Yesterday Gov. Chris Christie announced that New Jersey would exit the 10-state Regional Greenhouse Gas Initiative, a cap and trade program. NorthJersey.com quotes him as saying that "RGGI has not changed behavior and it does not reduce emissions," and that "RGGI does nothing more than tax electricity, tax our citizens, tax our businesses, with no discernible or measurable impact upon our environment."
Christie prefaced his remarks, however, by establishing that he has no doubts about global warming:
"In the past I've always said that climate change is real and it's impacting our state.... There's undeniable data that CO2 levels and other greenhouse gases in our atmosphere are increasing. This decade, average temperatures have been rising. Temperature changes are affecting weather patterns and our climate."

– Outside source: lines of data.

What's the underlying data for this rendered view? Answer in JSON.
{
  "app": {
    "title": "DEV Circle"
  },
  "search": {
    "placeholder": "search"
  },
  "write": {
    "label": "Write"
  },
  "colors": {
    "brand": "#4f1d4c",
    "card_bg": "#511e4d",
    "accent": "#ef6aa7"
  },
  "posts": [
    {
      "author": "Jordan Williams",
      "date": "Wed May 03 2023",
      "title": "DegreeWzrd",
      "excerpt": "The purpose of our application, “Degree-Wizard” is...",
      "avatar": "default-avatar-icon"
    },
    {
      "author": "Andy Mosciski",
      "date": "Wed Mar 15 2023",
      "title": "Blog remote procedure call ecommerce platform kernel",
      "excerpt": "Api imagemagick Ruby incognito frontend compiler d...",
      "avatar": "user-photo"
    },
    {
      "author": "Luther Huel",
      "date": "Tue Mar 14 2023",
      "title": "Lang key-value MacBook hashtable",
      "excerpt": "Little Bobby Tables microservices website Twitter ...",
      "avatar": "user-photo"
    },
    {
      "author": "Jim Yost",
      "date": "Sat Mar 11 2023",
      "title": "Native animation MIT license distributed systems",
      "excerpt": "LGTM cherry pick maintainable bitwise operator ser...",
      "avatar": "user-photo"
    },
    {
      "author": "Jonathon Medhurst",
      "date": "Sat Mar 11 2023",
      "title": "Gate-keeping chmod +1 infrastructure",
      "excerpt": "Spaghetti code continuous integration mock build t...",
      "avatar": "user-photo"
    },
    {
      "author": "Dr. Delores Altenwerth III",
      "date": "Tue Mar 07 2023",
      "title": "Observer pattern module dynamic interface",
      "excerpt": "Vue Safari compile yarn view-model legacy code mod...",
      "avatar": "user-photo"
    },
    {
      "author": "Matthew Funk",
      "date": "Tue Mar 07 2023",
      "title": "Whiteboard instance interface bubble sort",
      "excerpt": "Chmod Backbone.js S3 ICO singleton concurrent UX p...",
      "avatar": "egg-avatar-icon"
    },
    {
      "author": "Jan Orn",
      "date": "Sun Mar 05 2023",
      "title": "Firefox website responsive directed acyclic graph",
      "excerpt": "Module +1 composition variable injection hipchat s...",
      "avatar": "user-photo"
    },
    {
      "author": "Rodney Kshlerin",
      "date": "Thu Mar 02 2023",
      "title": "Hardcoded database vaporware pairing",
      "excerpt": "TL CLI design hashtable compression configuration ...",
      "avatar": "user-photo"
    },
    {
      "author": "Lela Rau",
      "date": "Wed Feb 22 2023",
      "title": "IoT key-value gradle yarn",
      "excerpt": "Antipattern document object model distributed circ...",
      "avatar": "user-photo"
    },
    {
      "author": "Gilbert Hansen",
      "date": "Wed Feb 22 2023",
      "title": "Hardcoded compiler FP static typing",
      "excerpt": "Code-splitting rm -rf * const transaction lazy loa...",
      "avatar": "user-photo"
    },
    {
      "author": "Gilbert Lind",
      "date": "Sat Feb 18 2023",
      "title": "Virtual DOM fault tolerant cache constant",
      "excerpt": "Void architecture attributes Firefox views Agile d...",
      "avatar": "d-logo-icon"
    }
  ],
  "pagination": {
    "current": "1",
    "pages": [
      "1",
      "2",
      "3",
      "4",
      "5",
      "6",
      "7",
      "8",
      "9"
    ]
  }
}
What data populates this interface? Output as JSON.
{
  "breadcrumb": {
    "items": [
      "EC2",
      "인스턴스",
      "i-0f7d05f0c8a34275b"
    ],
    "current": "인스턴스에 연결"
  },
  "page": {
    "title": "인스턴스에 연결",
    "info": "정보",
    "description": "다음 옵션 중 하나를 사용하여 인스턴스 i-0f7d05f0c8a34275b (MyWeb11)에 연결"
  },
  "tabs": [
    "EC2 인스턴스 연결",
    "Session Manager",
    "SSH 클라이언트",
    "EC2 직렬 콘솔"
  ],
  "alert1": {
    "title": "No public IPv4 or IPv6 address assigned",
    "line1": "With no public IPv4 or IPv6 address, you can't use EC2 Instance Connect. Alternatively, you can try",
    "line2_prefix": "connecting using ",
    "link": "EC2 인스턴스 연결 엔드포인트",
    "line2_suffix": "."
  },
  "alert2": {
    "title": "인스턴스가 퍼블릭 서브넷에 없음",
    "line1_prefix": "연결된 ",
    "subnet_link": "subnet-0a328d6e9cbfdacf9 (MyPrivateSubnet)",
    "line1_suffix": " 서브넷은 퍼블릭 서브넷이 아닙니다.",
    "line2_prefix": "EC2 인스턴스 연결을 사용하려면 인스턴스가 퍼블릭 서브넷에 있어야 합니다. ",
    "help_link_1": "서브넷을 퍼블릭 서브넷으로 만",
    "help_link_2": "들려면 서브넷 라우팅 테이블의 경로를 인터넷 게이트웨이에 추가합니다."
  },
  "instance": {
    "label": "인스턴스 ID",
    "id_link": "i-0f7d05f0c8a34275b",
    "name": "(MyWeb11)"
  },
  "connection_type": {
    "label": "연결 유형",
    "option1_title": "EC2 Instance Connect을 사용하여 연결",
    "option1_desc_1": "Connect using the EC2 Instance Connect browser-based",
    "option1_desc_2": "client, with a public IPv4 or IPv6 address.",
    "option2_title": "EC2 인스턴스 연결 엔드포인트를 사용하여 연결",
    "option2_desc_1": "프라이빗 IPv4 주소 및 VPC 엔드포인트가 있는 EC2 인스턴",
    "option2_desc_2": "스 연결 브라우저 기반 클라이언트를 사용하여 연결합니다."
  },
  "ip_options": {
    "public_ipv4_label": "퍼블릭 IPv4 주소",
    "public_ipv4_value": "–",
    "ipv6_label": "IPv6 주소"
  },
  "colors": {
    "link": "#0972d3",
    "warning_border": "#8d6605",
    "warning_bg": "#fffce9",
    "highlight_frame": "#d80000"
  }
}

"I'm certainly not a scientist, which is the first problem," he said. "So I can't claim to fully understand all of this, certainly not after just a few months of study. But when you have over 90 percent of the world's scientists who have studied this stating that climate change is occurring and that humans play a contributing role, it's time to defer to the experts."
By withdrawing from the cap and trade agreement, Christie bolsters his conservative credentials, and will likely earn even greater popularity among Republicans nationally. Although he has stated repeatedly that he won't run for president in this upcoming election, his record on cap and trade is now similar to those of Tim Pawlenty, Jon Huntsman, and Mitt Romney. All three, as governors, expressed concern about carbon emissions and proposed or implemented cap and trade programs before ultimately backing off such measures on the basis that they were not economical.